BEIRUT: Thousands of people once again took to the streets across Lebanon on Tuesday as the dollar exchange rate hit a record high of more than 10,000 Lebanese pounds. Currency exchanges closed as protesters gathered and blocked roads in Beirut and many other parts of the country.
Demonstrators returned to Martyrs’ Square in the heart of the capital where they expressed their anger at the devastating effect the soaring exchange rate is having on daily life, chanting for another revolution and banging on metal sheets.
Roads there and in other Beirut neighborhoods were blocked with rocks, as protesters complained that the situation is intolerable and the state is collapsing while politicians do nothing. Their chants soon turned into insults directed at the ruling authority.
Protests also broke out on the outskirts of the southern suburbs of Beirut, where the Old Airport Road near the Great Prophet Hospital was blocked in both directions.
They reached Dora and Jounieh, and all the way to Tripoli on the northern coast. They spread south to Choueifat, Khalde, Jiyeh, Sidon and the Zahrani highway. The Qaaqaait Al-Jisr road in Nabatieh was also blocked.
There were also demonstrations in the city of Tyre and in Marjayoun, and protesters in Souk El-Khan in Hasbaya district blocked the road linking the Bekaa Valley to the south.
The protests spread east to Bhamdoun in Mount Lebanon, Taalabaya, Chtoura in the Bekaa Valley, and Baalbek, where the Rayak to Baalbek road was blocked. Tires were burned in some places.
The protesters called for a revival of the Oct. 17, 2019 revolution, when people from all regions took to the streets in protests sparked by government plans to impose a tax on the use of messaging service WhatsApp.

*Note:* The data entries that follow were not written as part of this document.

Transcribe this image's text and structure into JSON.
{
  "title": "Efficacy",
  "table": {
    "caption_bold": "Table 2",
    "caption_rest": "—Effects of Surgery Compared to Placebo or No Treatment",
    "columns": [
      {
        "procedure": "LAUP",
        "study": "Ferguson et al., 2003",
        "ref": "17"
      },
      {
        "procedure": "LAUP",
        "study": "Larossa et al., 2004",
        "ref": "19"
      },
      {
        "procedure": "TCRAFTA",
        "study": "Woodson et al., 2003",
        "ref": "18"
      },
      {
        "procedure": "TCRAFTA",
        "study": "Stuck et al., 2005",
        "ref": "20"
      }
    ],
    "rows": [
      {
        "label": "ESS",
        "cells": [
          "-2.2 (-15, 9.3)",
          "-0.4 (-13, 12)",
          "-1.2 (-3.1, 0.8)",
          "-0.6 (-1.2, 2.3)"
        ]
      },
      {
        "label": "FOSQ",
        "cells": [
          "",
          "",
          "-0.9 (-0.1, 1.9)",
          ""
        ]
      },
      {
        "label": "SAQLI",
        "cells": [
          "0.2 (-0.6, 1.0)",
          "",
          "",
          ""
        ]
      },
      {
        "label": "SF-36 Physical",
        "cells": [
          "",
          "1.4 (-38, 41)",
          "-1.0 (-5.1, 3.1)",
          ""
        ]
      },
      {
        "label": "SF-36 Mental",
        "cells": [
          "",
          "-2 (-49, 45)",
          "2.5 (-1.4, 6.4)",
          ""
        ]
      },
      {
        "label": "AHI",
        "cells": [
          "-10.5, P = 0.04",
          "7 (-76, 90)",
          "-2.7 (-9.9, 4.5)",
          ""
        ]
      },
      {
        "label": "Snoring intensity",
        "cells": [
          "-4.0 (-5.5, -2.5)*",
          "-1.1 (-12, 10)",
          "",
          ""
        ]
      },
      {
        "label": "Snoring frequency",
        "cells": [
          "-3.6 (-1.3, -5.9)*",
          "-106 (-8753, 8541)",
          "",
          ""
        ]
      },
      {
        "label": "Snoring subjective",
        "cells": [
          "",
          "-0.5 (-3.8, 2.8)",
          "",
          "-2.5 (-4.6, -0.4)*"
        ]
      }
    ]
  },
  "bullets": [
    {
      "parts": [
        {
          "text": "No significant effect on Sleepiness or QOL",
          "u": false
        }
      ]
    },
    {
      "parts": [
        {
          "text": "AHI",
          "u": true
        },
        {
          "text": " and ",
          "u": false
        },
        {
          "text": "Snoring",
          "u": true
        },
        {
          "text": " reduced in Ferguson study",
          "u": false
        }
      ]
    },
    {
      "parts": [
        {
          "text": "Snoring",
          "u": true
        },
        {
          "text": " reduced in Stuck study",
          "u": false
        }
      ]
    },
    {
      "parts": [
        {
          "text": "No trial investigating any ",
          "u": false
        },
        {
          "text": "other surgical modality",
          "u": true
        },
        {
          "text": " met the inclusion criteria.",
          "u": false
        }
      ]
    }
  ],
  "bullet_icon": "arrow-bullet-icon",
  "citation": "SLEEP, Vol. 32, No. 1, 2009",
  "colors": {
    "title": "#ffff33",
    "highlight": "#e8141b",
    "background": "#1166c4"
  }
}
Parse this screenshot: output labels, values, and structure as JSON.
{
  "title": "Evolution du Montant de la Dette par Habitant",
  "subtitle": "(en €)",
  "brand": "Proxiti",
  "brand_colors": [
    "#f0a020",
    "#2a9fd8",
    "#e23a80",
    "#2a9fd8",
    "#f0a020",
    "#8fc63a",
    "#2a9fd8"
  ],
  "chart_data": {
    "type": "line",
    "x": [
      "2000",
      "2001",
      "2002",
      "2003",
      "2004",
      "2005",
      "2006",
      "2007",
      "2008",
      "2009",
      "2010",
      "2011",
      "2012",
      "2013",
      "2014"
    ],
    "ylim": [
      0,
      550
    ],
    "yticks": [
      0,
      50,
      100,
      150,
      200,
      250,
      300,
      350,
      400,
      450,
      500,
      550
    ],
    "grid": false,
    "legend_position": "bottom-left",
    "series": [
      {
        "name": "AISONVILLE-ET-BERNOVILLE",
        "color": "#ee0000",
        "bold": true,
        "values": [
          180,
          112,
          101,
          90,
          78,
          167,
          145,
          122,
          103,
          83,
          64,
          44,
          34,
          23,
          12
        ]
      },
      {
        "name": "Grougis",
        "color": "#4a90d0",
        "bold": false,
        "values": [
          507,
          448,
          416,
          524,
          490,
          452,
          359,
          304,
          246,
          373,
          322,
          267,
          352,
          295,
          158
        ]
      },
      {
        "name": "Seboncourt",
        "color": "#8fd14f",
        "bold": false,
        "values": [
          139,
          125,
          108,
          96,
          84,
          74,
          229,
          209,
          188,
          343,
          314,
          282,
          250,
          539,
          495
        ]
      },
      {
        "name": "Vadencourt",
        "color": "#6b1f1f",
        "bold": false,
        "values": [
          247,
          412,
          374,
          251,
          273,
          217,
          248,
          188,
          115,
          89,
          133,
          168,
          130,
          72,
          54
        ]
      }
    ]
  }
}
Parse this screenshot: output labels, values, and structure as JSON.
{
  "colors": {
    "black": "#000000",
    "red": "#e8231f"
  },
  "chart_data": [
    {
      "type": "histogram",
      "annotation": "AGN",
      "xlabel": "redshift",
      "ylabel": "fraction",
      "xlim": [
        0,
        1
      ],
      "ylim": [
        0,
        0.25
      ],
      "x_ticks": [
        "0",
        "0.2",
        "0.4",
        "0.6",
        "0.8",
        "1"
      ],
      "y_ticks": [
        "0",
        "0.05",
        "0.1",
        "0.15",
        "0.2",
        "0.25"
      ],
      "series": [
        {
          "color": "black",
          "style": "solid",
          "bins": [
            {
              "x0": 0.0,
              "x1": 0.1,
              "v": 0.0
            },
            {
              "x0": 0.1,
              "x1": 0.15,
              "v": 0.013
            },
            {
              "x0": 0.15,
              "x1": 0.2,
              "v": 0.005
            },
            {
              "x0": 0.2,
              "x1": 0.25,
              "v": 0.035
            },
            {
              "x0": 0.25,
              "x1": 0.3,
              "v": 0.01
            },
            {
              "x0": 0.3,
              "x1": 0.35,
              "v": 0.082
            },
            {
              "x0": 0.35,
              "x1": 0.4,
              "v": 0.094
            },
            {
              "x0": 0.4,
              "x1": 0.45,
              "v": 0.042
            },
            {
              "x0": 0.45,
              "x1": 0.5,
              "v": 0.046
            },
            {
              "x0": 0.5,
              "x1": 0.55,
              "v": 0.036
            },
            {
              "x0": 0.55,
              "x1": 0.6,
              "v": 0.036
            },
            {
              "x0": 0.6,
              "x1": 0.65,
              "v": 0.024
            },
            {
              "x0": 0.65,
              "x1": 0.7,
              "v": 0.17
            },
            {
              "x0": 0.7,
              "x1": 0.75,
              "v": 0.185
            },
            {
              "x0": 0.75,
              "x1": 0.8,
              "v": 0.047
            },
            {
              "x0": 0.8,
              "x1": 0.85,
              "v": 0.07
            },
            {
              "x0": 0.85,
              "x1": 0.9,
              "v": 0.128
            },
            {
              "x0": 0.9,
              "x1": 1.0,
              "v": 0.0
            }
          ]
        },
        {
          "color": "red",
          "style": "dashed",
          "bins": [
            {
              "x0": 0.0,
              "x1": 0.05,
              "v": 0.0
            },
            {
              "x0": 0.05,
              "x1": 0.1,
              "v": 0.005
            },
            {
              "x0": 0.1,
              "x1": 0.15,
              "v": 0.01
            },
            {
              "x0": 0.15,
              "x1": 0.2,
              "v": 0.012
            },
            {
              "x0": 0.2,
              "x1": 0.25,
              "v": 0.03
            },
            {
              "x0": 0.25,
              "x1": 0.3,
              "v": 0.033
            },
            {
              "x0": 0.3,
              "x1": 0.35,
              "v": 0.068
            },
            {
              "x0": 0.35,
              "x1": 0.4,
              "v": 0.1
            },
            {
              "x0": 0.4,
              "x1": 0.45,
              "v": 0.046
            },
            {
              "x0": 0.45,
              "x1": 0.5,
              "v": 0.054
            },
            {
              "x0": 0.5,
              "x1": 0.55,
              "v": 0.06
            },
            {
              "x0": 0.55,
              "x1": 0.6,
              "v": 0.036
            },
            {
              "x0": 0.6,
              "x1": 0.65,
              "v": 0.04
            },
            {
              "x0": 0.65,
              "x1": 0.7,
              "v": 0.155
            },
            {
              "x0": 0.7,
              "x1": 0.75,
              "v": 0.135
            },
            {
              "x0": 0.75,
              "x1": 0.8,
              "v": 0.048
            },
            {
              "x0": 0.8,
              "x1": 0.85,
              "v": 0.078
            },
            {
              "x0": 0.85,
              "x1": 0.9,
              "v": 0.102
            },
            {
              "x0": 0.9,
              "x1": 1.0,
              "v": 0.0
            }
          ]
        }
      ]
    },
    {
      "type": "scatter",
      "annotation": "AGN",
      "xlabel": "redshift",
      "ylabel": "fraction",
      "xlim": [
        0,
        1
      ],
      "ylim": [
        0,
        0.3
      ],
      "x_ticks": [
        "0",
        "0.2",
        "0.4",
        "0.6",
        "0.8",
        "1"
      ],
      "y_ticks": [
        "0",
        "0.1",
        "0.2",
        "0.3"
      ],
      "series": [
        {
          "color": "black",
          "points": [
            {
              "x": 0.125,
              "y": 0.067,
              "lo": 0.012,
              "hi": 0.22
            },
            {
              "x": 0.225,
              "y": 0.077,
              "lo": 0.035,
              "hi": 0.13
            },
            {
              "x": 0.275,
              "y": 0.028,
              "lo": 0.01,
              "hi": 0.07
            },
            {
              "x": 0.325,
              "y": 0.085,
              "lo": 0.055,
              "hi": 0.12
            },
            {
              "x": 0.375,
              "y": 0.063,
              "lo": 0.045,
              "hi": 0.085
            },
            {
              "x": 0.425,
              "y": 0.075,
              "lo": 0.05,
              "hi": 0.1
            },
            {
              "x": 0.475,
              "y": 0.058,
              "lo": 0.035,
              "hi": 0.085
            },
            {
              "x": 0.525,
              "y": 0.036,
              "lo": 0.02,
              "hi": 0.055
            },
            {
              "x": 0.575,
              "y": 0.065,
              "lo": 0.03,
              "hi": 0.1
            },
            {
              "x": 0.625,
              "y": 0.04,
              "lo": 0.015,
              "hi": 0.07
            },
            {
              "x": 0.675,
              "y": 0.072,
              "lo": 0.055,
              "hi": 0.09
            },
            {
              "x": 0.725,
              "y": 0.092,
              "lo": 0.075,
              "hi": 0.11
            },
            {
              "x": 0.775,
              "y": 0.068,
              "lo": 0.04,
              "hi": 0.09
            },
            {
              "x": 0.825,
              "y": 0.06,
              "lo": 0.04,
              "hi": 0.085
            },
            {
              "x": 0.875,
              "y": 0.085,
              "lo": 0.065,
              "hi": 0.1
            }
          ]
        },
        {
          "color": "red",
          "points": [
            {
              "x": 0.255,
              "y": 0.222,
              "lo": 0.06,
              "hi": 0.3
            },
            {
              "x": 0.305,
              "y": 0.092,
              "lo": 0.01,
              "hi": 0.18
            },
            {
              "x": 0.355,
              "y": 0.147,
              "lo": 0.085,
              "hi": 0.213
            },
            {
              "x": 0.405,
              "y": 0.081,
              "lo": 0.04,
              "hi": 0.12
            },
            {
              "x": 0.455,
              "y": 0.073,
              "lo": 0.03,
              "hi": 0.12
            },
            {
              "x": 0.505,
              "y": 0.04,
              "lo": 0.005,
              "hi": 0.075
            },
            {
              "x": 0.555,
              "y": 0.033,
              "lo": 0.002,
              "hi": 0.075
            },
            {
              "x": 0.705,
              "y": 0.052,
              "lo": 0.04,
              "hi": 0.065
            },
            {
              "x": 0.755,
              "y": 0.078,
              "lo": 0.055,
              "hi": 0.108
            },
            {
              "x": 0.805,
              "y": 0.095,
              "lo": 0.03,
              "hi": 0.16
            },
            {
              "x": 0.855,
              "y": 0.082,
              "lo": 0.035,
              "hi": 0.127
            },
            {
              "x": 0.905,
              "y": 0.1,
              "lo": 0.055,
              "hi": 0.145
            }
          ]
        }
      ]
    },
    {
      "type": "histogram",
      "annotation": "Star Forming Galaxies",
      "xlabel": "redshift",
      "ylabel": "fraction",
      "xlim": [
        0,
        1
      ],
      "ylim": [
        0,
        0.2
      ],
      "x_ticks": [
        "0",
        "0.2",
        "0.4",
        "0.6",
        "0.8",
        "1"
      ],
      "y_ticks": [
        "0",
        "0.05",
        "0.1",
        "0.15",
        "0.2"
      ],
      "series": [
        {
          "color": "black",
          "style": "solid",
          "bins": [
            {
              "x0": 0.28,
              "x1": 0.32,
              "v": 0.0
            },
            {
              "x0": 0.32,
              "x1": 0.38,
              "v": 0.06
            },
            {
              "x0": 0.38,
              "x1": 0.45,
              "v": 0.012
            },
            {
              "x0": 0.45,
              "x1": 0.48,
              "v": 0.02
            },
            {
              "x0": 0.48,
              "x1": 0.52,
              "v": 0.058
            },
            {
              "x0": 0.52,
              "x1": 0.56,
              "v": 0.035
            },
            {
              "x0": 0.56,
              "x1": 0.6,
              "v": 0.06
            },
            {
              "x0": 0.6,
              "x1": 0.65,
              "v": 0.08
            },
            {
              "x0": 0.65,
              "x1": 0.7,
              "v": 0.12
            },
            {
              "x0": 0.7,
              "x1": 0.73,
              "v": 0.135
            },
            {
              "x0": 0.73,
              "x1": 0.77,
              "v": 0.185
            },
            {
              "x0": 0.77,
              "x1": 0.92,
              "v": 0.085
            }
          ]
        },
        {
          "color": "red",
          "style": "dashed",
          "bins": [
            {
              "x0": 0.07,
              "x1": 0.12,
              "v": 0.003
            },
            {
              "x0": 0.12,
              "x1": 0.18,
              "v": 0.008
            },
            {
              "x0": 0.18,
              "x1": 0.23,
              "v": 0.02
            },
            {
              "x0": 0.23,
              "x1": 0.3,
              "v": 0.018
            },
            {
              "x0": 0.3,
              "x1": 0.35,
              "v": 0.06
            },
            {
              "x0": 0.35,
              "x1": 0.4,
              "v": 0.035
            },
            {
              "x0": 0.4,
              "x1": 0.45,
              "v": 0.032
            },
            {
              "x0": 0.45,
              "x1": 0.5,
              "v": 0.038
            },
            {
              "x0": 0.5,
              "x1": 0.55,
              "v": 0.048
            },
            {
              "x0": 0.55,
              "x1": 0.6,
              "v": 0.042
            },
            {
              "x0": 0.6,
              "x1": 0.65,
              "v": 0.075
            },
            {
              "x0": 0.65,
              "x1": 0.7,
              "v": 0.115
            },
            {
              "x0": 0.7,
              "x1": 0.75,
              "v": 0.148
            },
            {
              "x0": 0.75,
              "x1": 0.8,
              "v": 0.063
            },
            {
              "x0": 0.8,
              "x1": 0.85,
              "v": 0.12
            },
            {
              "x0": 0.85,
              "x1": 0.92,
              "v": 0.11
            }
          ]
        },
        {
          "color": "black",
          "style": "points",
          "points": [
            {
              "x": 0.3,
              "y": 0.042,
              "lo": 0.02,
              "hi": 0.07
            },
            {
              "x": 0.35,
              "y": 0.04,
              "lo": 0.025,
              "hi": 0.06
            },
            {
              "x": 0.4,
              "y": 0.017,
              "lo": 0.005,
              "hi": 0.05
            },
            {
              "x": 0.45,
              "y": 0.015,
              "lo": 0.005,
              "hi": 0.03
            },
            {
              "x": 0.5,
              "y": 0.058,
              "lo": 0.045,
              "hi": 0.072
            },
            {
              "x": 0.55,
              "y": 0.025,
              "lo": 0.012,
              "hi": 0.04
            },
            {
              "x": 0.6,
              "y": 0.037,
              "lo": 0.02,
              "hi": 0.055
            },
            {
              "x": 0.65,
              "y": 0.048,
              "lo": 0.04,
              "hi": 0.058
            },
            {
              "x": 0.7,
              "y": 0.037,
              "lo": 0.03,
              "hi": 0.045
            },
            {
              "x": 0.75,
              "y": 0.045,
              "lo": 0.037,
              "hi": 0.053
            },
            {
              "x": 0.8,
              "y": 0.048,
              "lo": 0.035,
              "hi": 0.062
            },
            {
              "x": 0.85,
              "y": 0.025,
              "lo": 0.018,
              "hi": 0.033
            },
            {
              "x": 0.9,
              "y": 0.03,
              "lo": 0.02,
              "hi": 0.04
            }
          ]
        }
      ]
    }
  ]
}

Footage of Tuesday’s demonstrations was broadcast live. It showed protesters calling on people who had remained in their homes to join them on the streets, telling them: “We will starve, so what are you waiting for?”
As the Lebanese Armed Forces worked to reopen blocked roads, there were confronted by protesters who chanted: “We are protesting for you, too.”
One of the protesters said: “We can no longer put bread on the table.”
The latest rise in the dollar exchange rate has decreased the minimum monthly wage in Lebanon to about $67.
The scarcity of usable reserves at the Banque du Liban, the Lebanese central bank, has forced it to strictly ration the supply of dollars, for example by suspending the financing of some food subsidies and the payment of bills for some types of medical supplies.
The Banque du Liban also has a complex procedure for securing financing in dollars for imports, which has prompted importers to turn to the parallel market, increasing the already high demand for dollars.
A number of politicians have warned of escalating chaos if the stalemate in efforts to form a new government is not broken, and if the reforms required by the international community to unlock financial aid for Lebanon are not implemented.
The Free Patriotic Movement (FPM) refuses to form a government without a blocking third in favor of the president under the slogan of “restoring the rights of Christians and the powers of the president of the Republic.”
Meanwhile, Prime Minister-designate Saad Hariri insists on a government of 18 ministers and no blocking third.
Parliament Speaker Nabih Berri and the leader of the Progressive Socialist Party, Walid Jumblatt, agree with this. Hezbollah has not objected to this form of government but has requested an understanding be reached with its ally, the FPM.